By Kaeun Yu
At Tuesday’s budget hearing of the House Appropriation Subcommittee on Transportation, Housing and Urban Development and Related Agencies, Transportation Secretary Ray Lahood proposed a $556 billion reauthorization for the Department of Transportation budget request for the next six years.
Lahood touted the budget proposal by pointing out the nation’s investment in infrastructure has been inadequate. Lahood added that the $556 billion request would also help the economy by increasing jobs.
“We know how to put people to work,” Lahood told the members of the committee. “We have deteriorating roads and bridges, and we have folks in the neighborhood who need work. What better way to do it?” said Lahood.

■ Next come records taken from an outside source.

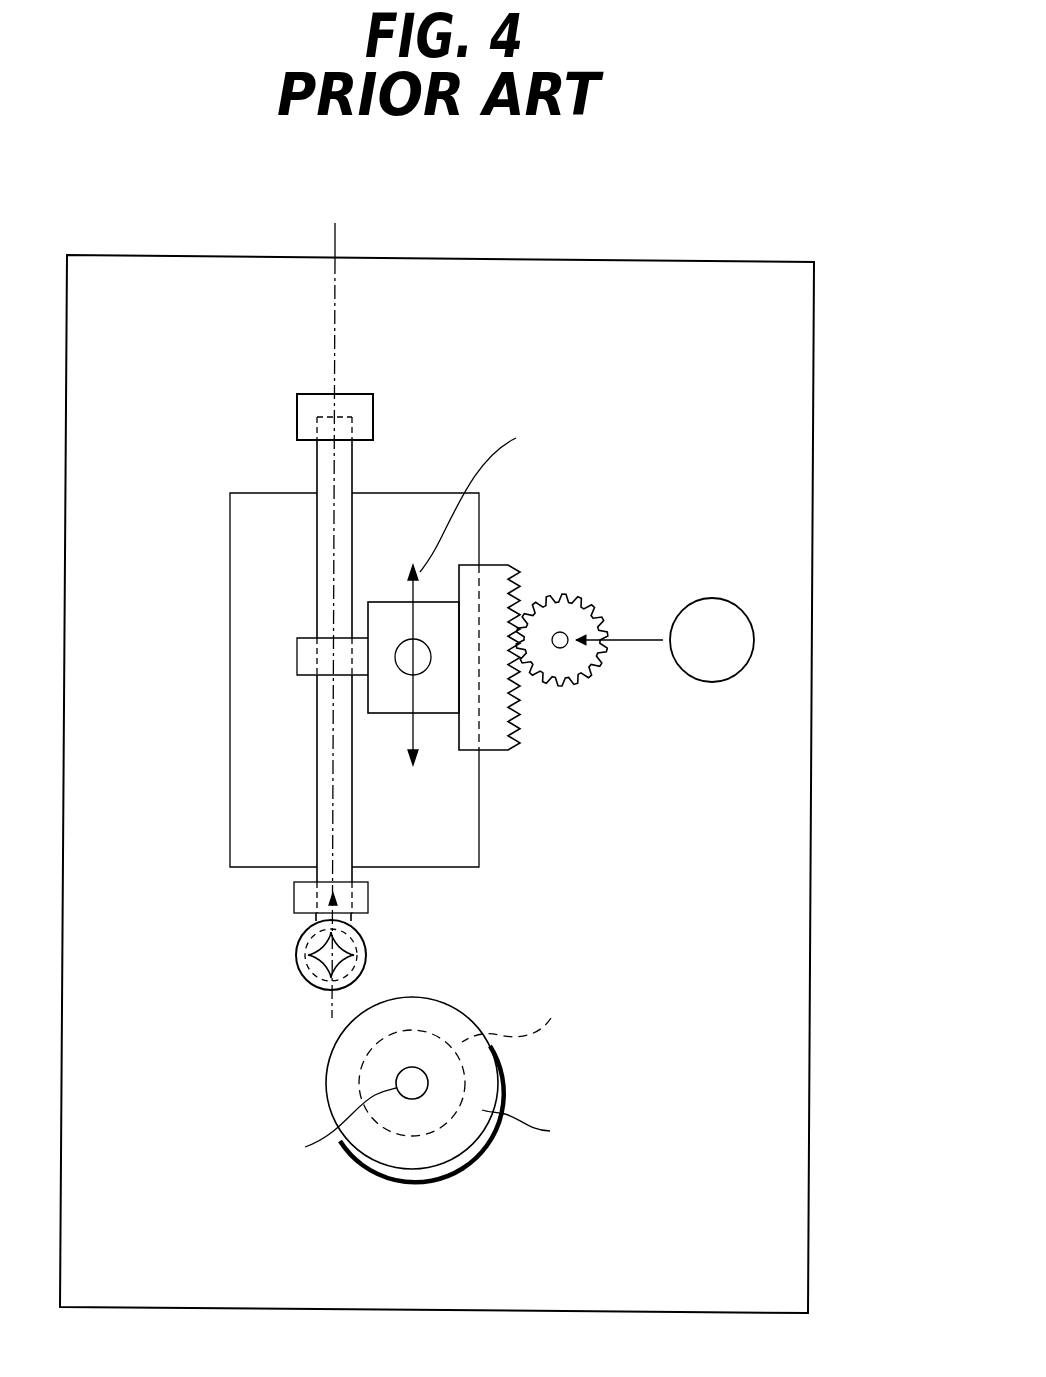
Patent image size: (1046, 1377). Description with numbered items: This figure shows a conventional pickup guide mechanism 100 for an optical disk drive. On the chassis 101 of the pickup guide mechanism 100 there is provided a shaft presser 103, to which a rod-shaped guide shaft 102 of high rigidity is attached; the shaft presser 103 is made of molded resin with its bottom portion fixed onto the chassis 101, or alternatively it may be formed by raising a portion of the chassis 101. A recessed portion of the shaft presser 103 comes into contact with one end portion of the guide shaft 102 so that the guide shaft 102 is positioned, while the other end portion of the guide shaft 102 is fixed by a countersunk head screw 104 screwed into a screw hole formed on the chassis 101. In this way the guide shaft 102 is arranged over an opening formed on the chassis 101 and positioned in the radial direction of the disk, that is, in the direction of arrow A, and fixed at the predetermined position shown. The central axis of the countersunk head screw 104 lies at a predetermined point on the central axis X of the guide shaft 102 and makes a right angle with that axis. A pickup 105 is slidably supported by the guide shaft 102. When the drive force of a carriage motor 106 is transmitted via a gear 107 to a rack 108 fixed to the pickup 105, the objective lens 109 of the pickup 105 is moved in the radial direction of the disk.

The pickup guide mechanism 100 is at (836, 386).
The chassis 101 is at (654, 280).
The guide shaft 102 is at (345, 462).
The shaft presser 103 is at (355, 398).
The countersunk head screw 104 is at (297, 952).
The pickup 105 is at (397, 705).
The carriage motor 106 is at (712, 598).
The gear 107 is at (575, 598).
The rack 108 is at (497, 570).
The objective lens 109 is at (403, 668).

According to Lahood, funding the budget is possible through the Highway Trust Fund, which is collected through fuel and other excise taxes, Public-private partnerships and by creating a national infrastructure bank, and allow government grants to leverage loan programs to transportation projects. Tolling or congestion pricing, modeled in London, were discussed as other ways to generate funding.
“For too long we have put off the improvements needed to keep pace with today’s transportation needs,” said Lahood in a released statement.
“If we settle for the status quo, our next generation of entrepreneurs will find America’s arteries of commerce impassably clogged and our families and neighbors will fight paralyzing congestion.”
President Obama has currently requested $129 billion for Transportation in FY 2012. As he stressed during the State of the Union, investment in infrastructure is essential to “win the future”.
Chair of the Subcommittee Tom Latham (R-Iowa) pointed that no bill by DOT has been proposed yet and that work with the authorizing committee is needed.